Below are some benchmarks of integrating gaussian function with n = 100000
:
benchmarking Gaussian1D/list
time 3.657 ms (3.623 ms .. 3.687 ms)
0.999 R² (0.998 R² .. 1.000 R²)
mean 3.627 ms (3.604 ms .. 3.658 ms)
std dev 80.50 μs (63.62 μs .. 115.4 μs)
benchmarking Gaussian1D/array Seq
time 3.408 ms (3.304 ms .. 3.523 ms)
0.987 R² (0.979 R² .. 0.994 R²)
mean 3.670 ms (3.578 ms .. 3.839 ms)
std dev 408.0 μs (293.8 μs .. 627.6 μs)
variance introduced by outliers: 69% (severely inflated)

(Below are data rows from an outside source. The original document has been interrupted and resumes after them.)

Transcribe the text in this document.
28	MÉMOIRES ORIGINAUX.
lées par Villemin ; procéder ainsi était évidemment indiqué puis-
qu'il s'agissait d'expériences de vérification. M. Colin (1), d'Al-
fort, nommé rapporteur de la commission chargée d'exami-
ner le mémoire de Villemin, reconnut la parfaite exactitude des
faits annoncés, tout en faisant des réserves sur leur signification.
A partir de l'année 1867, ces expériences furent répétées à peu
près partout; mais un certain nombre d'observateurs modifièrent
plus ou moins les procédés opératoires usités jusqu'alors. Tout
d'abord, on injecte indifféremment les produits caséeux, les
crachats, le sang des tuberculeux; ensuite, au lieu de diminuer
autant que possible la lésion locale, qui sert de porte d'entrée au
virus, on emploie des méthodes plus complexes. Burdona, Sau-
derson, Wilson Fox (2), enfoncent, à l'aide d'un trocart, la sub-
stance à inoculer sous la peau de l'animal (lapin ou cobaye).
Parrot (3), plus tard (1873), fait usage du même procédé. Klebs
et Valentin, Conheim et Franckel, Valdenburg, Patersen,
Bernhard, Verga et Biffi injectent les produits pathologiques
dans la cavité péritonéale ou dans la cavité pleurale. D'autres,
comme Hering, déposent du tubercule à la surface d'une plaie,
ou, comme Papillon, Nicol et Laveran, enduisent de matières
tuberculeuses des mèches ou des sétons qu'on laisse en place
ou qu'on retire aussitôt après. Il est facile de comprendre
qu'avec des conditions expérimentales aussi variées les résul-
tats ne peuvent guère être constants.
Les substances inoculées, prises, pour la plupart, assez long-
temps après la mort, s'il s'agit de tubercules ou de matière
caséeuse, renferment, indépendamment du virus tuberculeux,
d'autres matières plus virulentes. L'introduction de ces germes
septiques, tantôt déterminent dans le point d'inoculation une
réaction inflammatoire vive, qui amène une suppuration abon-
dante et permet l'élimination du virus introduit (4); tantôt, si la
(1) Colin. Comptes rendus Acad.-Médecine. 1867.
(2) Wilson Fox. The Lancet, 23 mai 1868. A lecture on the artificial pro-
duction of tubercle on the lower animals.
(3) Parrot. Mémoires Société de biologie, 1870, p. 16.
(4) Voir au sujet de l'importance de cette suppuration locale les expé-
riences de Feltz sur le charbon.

benchmarking Gaussian1D/array Par
time 1.340 ms (1.286 ms .. 1.393 ms)
0.980 R² (0.967 R² .. 0.989 R²)
mean 1.393 ms (1.328 ms .. 1.485 ms)
std dev 263.3 μs (160.1 μs .. 385.6 μs)
variance introduced by outliers: 90% (severely inflated)
Side note suggestion. Switching to Simpson's rule will give you a better approximation. Implementation is available in massiv
;)
Edit
This is such a fun problem, that I decided to see what would it take to implement it without any array allocations. Here is what I came up with:
integrateS :: Int -> (Double -> Double) -> Double -> Double -> Double
integrateS n f a b =
let step = (b - a) / fromIntegral n
segments = A.map f (enumFromStepN Seq (a + step) step (Sz n))

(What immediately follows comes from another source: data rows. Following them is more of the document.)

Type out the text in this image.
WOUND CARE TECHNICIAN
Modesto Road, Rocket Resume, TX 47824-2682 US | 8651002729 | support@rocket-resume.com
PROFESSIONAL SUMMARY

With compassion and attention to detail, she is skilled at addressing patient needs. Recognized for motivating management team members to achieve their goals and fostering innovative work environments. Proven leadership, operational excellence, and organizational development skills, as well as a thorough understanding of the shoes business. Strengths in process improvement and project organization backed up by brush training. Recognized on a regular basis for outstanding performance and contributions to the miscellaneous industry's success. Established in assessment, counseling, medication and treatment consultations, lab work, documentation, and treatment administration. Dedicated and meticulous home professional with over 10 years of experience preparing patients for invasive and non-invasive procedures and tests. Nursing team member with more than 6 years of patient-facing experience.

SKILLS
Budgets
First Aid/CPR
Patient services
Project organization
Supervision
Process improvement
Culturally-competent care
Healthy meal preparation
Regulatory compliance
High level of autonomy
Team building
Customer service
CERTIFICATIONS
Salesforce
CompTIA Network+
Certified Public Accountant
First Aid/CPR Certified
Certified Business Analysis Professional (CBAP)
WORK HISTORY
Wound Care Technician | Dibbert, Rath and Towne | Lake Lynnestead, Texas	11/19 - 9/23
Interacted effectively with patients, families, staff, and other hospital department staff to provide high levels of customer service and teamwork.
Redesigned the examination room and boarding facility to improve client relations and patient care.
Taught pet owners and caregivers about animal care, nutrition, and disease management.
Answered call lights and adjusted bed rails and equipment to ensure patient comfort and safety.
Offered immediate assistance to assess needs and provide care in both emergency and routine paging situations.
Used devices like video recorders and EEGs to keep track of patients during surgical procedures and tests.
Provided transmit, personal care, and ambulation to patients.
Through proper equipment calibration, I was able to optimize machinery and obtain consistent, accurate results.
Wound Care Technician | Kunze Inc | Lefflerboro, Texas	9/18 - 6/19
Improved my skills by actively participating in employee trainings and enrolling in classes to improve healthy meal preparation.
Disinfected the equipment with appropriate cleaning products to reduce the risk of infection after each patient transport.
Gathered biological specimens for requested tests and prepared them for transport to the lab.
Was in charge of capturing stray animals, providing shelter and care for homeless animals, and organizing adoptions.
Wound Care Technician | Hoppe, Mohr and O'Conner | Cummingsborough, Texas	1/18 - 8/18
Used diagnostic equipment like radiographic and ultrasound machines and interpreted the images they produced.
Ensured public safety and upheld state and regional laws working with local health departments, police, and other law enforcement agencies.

area y0 y1 = step * (y0 + y1) / 2
sumWith (acc, y0) y1 =
let acc' = acc + area y0 y1
in acc' `seq` (acc', y1)
in fst $ A.foldlS sumWith (0, f a) segments
Above approach runs in constant memory, since the few arrays that do get created aren't real arrays backed by memory, but instead are delayed arrays. With a bit of trickery around fold accumulator we can share the results, thus avoiding double function evaluation. This results in astonishing speed up:
benchmarking Gaussian1D/array Seq no-alloc
time 1.788 ms (1.777 ms .. 1.799 ms)
1.000 R² (0.999 R² .. 1.000 R²)
mean 1.787 ms (1.781 ms .. 1.795 ms)
std dev 23.85 μs (17.19 μs .. 31.96 μs)
The downside to the above approach is that it is not easily parallelizable, but not impossible. Embrace yourself, here is a monstrosity that can run on 8 capabilities (hardcoded and in my case 4 cores with hyperthreading):
-- | Will not produce correct results if `n` is not divisible by 8
integrateN8 :: Int -> (Double -> Double) -> Double -> Double -> Double
integrateN8 n f a b =
let k = 8
n' = n `div` k
step = (b - a) / fromIntegral n
segments =
makeArrayR D (ParN (fromIntegral k)) (Sz1 k) $ \i ->
let start = a + step * fromIntegral n' * fromIntegral i + step
in (f start, A.map f (enumFromStepN Seq (start + step) step (Sz (n' - 1))))
area y0 y1 = step * (y0 + y1) / 2
sumWith (acc, y0) y1 =
let acc' = acc + area y0 y1
in acc' `seq` (acc', y1)
partialResults =
computeAs U $ A.map (\(y0, arr) -> (y0, A.foldlS sumWith (0, y0) arr)) segments
combine (acc, y0) (y1, (acci, yn)) =
let acc' = acc + acci + area y0 y1
in acc' `seq` (acc', yn)
in fst $ foldlS combine (0, f a) partialResults
The only real array allocated is for keeping partialResults
which has a total of 16 Double
elements. Speed improvement is not as drastic, but nevertheless it is there:
benchmarking Gaussian1D/array Par no-alloc
time 960.1 μs (914.3 μs .. 1.020 ms)
0.968 R² (0.944 R² .. 0.990 R²)
mean 931.8 μs (900.8 μs .. 976.3 μs)
std dev 129.2 μs (84.20 μs .. 198.8 μs)
variance introduced by outliers: 84% (severely inflated)
my default go-to for any map
composition would be by using parmap
from Strategies
API http://hackage.haskell.org/package/parallel-3.2.2.0/docs/Control-Parallel-Strategies.html#g:7 , I'll add an example once I'm around my PC.
Edit:
You'd use parMap in the following way,
module Main where
import Control.Parallel.Strategies
main = putStrLn $ show $ integrate f 1.1 1.2
f :: Double -> Double
f x = x
integrate :: (Double -> Double) -> Double -> Double -> Double
integrate f a b =
let
step = (b - a) / 1000
segments = [a + x * step | x <- [0..999]]
area x = step * (f x + f (x + step)) / 2
in sum $ parMap rpar area segments
Then compile with:
ghc -O2 -threaded -rtsopts Main.hs
and run using the RTS + N flag to control the parallelism ./Main +RTS -N -RTS
-N can be specified e.g. -N6 to run on 6 threads or can be left empty to use all possible threads.